C’est aux cotés de ses proches que Jordy DELEM a débuté le football à l’âge de cinq ans. Âgé de 25 ans, il évolue actuellement au club de Seattle Sounders FC en Major League Soccer (USA). Avant de poser ses valises aux États-Unis, il a dû s’accrocher à ses rêves et affronter quelques difficultés afin d’atteindre l’objectif qu’il s’était fixé : devenir footballeur professionnel.
Comment parler de Jordy DELEM sans parler du Club Franciscain ?
Pour faire simple le Club Franciscain c’est l’essentiel de ma carrière, dès mon plus jeune âge jusqu’à mon départ. Il représente tout mon apprentissage. J’y ai commencé à cinq ans côtoyant différents entraîneurs qui m’ont tous apporté un plus et permis chaque fois de franchir un palier. En argumentant j’ai une pensée particulière pour Mr R. MONGIN. Il a été le premier coach à me faire voyager régulièrement au cours de ma jeunesse et par la même occasion à me permettre de découvrir le football à l’extérieur de la Martinique. Une pensée également pour M. CIVAULT qui a su me faire confiance à son arrivée au Club Franciscain ; Il m’a permis de développer mon potentiel et probablement de devenir en partie ce que je suis aujourd’hui … Avec ce club, j’ai pratiquement tout gagné… C’est d’ailleurs après notre belle épopée en Coupe de France face au FC Nantes que je me fais repérer par Arles Avignon.

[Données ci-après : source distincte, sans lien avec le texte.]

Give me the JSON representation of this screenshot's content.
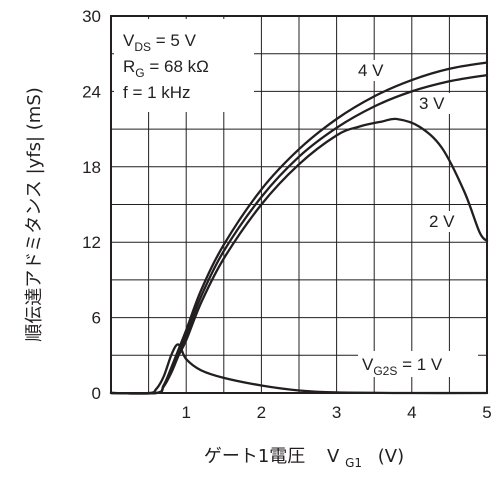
{
  "chart_data": {
    "type": "line",
    "title": "",
    "xlabel": {
      "main": "ゲート1電圧",
      "symbol": "V",
      "symbol_sub": "G1",
      "unit": "(V)"
    },
    "ylabel": "順伝達アドミタンス |yfs| (mS)",
    "xlim": [
      0,
      5
    ],
    "ylim": [
      0,
      30
    ],
    "x_ticks": [
      0,
      1,
      2,
      3,
      4,
      5
    ],
    "x_tick_labels": [
      "1",
      "2",
      "3",
      "4",
      "5"
    ],
    "y_ticks": [
      0,
      6,
      12,
      18,
      24,
      30
    ],
    "y_tick_labels": [
      "0",
      "6",
      "12",
      "18",
      "24",
      "30"
    ],
    "grid": true,
    "conditions": [
      {
        "main": "V",
        "sub": "DS",
        "rest": " = 5 V"
      },
      {
        "main": "R",
        "sub": "G",
        "rest": " = 68 kΩ"
      },
      {
        "main": "f = 1 kHz",
        "sub": "",
        "rest": ""
      }
    ],
    "series": [
      {
        "name": "4 V",
        "x": [
          0.6,
          0.7,
          0.8,
          0.9,
          1.0,
          1.2,
          1.5,
          2.0,
          2.5,
          3.0,
          3.5,
          4.0,
          4.5,
          5.0
        ],
        "y": [
          0,
          0.6,
          2.0,
          3.5,
          5.0,
          8.2,
          11.8,
          16.2,
          19.4,
          21.8,
          23.6,
          24.9,
          25.8,
          26.3
        ]
      },
      {
        "name": "3 V",
        "x": [
          0.6,
          0.7,
          0.8,
          0.9,
          1.0,
          1.2,
          1.5,
          2.0,
          2.5,
          3.0,
          3.5,
          4.0,
          4.5,
          5.0
        ],
        "y": [
          0,
          0.6,
          1.8,
          3.2,
          4.6,
          7.7,
          11.3,
          15.6,
          18.8,
          21.1,
          22.8,
          24.0,
          24.8,
          25.3
        ]
      },
      {
        "name": "2 V",
        "x": [
          0.6,
          0.7,
          0.8,
          0.9,
          1.0,
          1.2,
          1.5,
          2.0,
          2.5,
          3.0,
          3.3,
          3.6,
          3.8,
          4.1,
          4.4,
          4.7,
          4.9,
          5.0
        ],
        "y": [
          0,
          0.5,
          1.6,
          3.0,
          4.2,
          7.2,
          10.7,
          15.0,
          18.2,
          20.5,
          21.2,
          21.6,
          21.8,
          21.2,
          19.5,
          16.0,
          12.8,
          12.1
        ]
      },
      {
        "name": "1 V",
        "x": [
          0.5,
          0.6,
          0.7,
          0.8,
          0.87,
          0.92,
          1.0,
          1.2,
          1.5,
          2.0,
          2.5,
          3.0,
          4.0,
          5.0
        ],
        "y": [
          0,
          0.3,
          1.3,
          3.0,
          3.8,
          3.7,
          2.7,
          1.8,
          1.2,
          0.6,
          0.2,
          0.05,
          0,
          0
        ]
      }
    ],
    "series_labels": [
      {
        "text": "4 V"
      },
      {
        "text": "3 V"
      },
      {
        "text": "2 V"
      },
      {
        "main": "V",
        "sub": "G2S",
        "rest": " = 1 V"
      }
    ]
  }
}
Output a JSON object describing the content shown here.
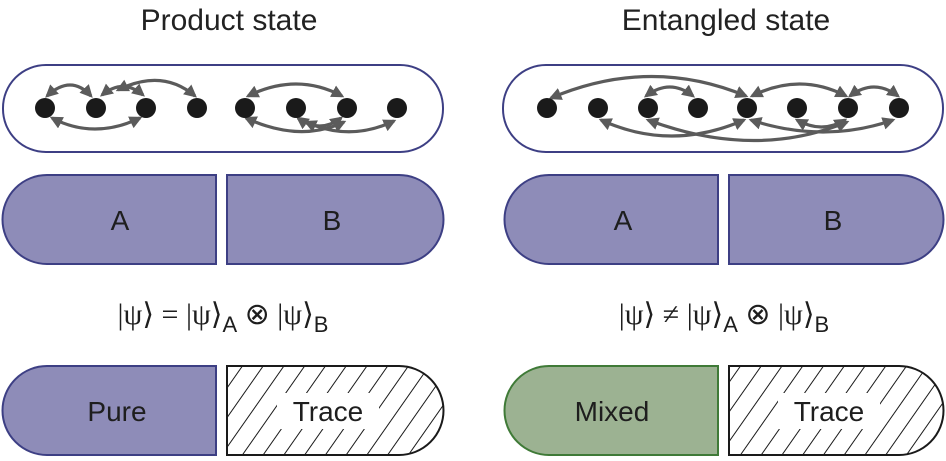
{
  "panels": [
    {
      "title": "Product state",
      "segment_a": "A",
      "segment_b": "B",
      "formula": {
        "lhs": "|ψ⟩",
        "op": "=",
        "ket": "|ψ⟩",
        "sub_a": "A",
        "tensor": "⊗",
        "sub_b": "B"
      },
      "bottom_left": "Pure",
      "bottom_right": "Trace"
    },
    {
      "title": "Entangled state",
      "segment_a": "A",
      "segment_b": "B",
      "formula": {
        "lhs": "|ψ⟩",
        "op": "≠",
        "ket": "|ψ⟩",
        "sub_a": "A",
        "tensor": "⊗",
        "sub_b": "B"
      },
      "bottom_left": "Mixed",
      "bottom_right": "Trace"
    }
  ],
  "colors": {
    "subsystem_fill": "#8e8cb8",
    "subsystem_stroke": "#3d3f84",
    "mixed_fill": "#9cb292",
    "mixed_stroke": "#3f7a37",
    "box_stroke": "#3d3f84",
    "arrow": "#5b5b5b",
    "dot": "#1a1a1a"
  }
}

-Peux-tu nous parler de cette campagne de Coupe de France avec le Club Franciscain ?
Ce moment fait partie des plus beaux souvenirs de ma vie. Ce fut quelque chose d’exceptionnel, déjà parce que nous avons été le premier club martiniquais (ou peut-être antillais, pas sur) à réaliser l’exploit d’arriver aux 32ᵉ de finale. Aussi parce que pour nous joueurs amateurs, ça a été l’occasion de se mettre dans la peau d’un professionnel. Chaque tour passé nous donnait envie d’aller plus loin afin d’en découvrir plus. Derrière tout cela il y avait aussi une certaine ferveur des supporters, du staff, de tout le peuple martiniquais, c’était assez impressionnant. Malheureusement, nous avons perdu contre Nantes, mais le fait d’avoir joué là-bas a laissé une bonne expérience et de bons souvenirs à chacun. Personnellement j’ai fortement apprécié cette épopée et j’aurais bien aimé vivre à nouveau des moments comme ceux-là.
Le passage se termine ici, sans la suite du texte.